Sigue siendo cierto, increíble pero cierto, que millones de seres humanos no gozan de libertad. Puede ser porque son esclavos, en el sentido literal de la palabra (según la ONU, hay actualmente más de 20 millones en todo el mundo), o porque viven bajo regímenes que les esclavizan. En consecuencia, mucha atención sigue centrada en nuestros tiempos en éste, que podríamos describir como el problema primario de la libertad: ser o no ser libres, en un sentido casi absoluto.
Pero quienes ni somos, literalmente, esclavos, ni vivimos en Cuba o en Corea del Norte enfrentamos una cadena de otros desafíos, más complejos, en relación con la libertad. Los ilustra el caso de la señora a quien un policía dijo: “Señora, no puede ir en contravía,” que contestó, con lógica exquisita: “¿Por qué no? Estoy pudiendo”. Era libre para hacerlo, y en consecuencia lo estaba haciendo. Muchos, como ella, consideran que “poder hacer” es sinónimo de “está bien hacer”. Puedo, luego hago.
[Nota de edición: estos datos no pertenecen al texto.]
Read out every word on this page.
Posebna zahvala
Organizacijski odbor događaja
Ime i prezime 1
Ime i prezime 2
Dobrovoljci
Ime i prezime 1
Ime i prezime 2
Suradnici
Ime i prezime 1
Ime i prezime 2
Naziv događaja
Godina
Pero eso no es válido. Quienes vivimos con y entre otros no debemos ser libres sin límites. Puede y debe ser así de libre quien vive en total aislamiento: Robinson Crusoe pudo y debió ser libre, hasta que apareció Viernes, para andar por ahí sin bañarse, dormir de día y trabajar de noche, hacer bulla, beber hasta el exceso. Pero a partir del momento en que su ejercicio ilimitado de la libertad afectaba el bienestar de otro, surgió la necesidad de limitarla. Los límites a la libertad son necesarios para hacer viable la vida social. Es por eso que la señora no debió ir contravía. No es que no podía (“estoy pudiendo”). Es que, siendo una calle por la que transitaban otros, no debía.
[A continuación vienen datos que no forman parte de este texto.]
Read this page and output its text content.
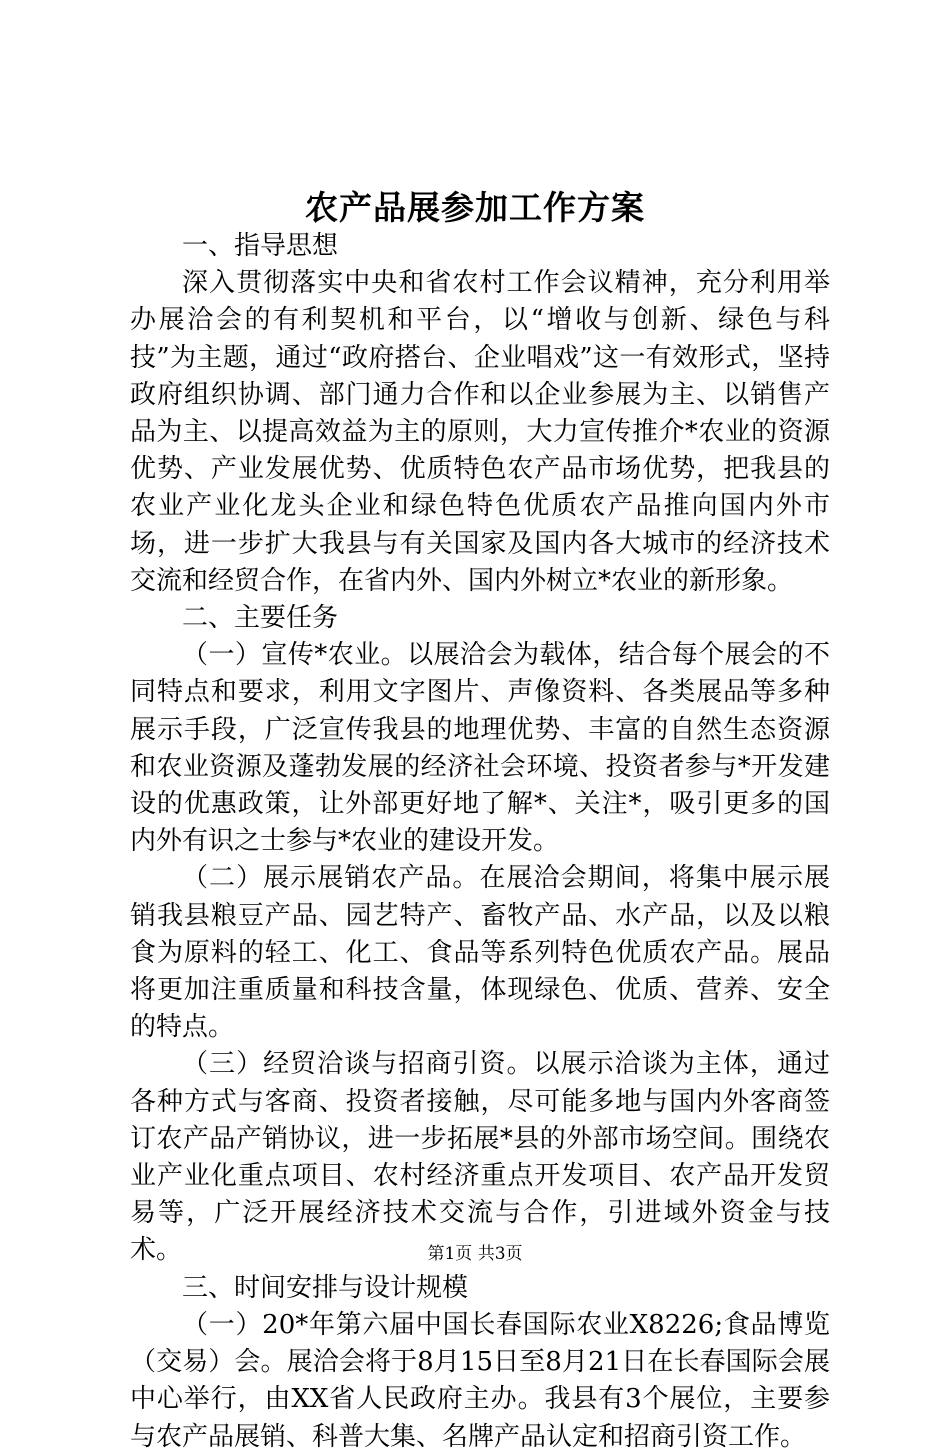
农产品展参加工作方案

一、指导思想

深入贯彻落实中央和省农村工作会议精神，充分利用举办展洽会的有利契机和平台，以“增收与创新、绿色与科技”为主题，通过“政府搭台、企业唱戏”这一有效形式，坚持政府组织协调、部门通力合作和以企业参展为主、以销售产品为主、以提高效益为主的原则，大力宣传推介*农业的资源优势、产业发展优势、优质特色农产品市场优势，把我县的农业产业化龙头企业和绿色特色优质农产品推向国内外市场，进一步扩大我县与有关国家及国内各大城市的经济技术交流和经贸合作，在省内外、国内外树立*农业的新形象。

二、主要任务

（一）宣传*农业。以展洽会为载体，结合每个展会的不同特点和要求，利用文字图片、声像资料、各类展品等多种展示手段，广泛宣传我县的地理优势、丰富的自然生态资源和农业资源及蓬勃发展的经济社会环境、投资者参与*开发建设的优惠政策，让外部更好地了解*、关注*，吸引更多的国内外有识之士参与*农业的建设开发。

（二）展示展销农产品。在展洽会期间，将集中展示展销我县粮豆产品、园艺特产、畜牧产品、水产品，以及以粮食为原料的轻工、化工、食品等系列特色优质农产品。展品将更加注重质量和科技含量，体现绿色、优质、营养、安全的特点。

（三）经贸洽谈与招商引资。以展示洽谈为主体，通过各种方式与客商、投资者接触，尽可能多地与国内外客商签订农产品产销协议，进一步拓展*县的外部市场空间。围绕农业产业化重点项目、农村经济重点开发项目、农产品开发贸易等，广泛开展经济技术交流与合作，引进域外资金与技术。

三、时间安排与设计规模

（一）20*年第六届中国长春国际农业X8226;食品博览（交易）会。展洽会将于8月15日至8月21日在长春国际会展中心举行，由XX省人民政府主办。我县有3个展位，主要参与农产品展销、科普大集、名牌产品认定和招商引资工作。

第1页 共3页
Aceptada la necesidad de limitarla, la libertad plantea un siguiente desafío: ¿Quién debe poner e imponer los límites? El paradigma tradicional, aún vigente en muchas sociedades, plantea que debe hacerlo alguna figura de autoridad -rey, padre, profesor, policía, jefe, alcalde, ministro, presidente. Ese paradigma le teme a la libertad, porque la identifica, equivocadamente, con libertinaje. Una vez oí decir: “Liberas gente, creas caos”. Pero algunos planteamos que quien debe poner e imponer los límites a nuestras libertades es cada uno de nosotros. Si lo hacemos, no creamos caos. Construimos respeto mutuo.
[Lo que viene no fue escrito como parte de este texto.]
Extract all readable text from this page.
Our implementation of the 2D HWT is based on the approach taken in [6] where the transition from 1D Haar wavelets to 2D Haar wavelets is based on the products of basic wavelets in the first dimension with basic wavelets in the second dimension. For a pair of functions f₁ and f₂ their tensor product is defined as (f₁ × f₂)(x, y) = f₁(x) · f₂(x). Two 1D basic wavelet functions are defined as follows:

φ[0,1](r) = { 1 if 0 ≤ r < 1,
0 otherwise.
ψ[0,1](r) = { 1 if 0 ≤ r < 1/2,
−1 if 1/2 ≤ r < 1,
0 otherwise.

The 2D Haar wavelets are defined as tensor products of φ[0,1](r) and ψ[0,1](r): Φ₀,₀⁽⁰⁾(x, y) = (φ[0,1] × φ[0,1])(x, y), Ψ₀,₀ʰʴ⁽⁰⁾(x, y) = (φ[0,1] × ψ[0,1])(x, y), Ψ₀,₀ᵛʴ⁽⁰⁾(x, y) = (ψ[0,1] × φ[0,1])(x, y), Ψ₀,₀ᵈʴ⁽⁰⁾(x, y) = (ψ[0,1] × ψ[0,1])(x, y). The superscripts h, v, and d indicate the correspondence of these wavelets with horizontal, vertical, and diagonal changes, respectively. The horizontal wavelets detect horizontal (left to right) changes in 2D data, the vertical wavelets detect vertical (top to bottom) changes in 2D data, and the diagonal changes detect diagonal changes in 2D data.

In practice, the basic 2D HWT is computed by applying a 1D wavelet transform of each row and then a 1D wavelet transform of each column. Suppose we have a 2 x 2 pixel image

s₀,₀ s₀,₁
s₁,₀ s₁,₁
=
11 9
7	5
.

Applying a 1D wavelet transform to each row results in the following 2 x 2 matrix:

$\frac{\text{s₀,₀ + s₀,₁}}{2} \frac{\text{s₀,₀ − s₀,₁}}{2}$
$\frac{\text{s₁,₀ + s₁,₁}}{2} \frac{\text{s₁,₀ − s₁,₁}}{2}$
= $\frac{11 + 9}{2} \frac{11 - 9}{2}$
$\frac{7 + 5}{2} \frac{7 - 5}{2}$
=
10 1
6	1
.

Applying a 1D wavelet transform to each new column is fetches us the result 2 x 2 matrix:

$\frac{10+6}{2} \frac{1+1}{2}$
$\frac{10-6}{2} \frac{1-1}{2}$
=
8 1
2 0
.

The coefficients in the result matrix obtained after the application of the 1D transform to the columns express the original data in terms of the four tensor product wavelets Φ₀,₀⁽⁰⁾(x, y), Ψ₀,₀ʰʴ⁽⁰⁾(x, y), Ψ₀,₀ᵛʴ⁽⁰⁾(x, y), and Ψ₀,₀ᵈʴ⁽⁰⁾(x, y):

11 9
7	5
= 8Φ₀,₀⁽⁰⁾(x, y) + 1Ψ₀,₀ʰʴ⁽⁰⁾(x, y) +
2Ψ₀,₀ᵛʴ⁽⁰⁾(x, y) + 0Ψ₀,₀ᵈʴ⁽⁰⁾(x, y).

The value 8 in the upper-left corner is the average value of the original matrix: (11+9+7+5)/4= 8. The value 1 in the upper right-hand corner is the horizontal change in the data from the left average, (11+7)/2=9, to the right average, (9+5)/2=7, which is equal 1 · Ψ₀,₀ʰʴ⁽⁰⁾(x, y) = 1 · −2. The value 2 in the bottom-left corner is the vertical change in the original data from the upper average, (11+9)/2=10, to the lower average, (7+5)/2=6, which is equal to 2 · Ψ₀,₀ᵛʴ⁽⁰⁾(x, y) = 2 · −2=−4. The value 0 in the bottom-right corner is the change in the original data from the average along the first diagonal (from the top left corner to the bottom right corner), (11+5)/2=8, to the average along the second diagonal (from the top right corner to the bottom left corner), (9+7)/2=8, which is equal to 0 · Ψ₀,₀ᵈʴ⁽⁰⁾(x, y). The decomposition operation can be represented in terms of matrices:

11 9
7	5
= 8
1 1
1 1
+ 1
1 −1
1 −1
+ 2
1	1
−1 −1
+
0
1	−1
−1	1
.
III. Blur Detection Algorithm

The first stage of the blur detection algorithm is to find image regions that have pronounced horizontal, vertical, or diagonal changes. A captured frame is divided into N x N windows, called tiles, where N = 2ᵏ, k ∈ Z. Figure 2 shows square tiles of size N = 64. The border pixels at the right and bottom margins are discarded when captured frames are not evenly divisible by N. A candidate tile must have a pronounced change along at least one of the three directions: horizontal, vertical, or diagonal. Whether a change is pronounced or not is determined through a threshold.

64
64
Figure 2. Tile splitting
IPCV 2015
Y eso nos lleva al tercer y más profundo desafío de la libertad: para poder construir respeto mutuo, debemos todos adquirir una consciencia moral. No con la “enseñanza de valores”, idea que refleja una inadecuada comprensión del problema, sino a través de una formación y educación liberal, que estimula la reflexión y conduce a la convicción, de la cual nace esa consciencia capaz de limitar la propia libertad.
Tal vez lo más difícil para todo ser humano sea el paso de “Puedo, luego hago” a “Puedo, pero no debo. Luego, no hago”.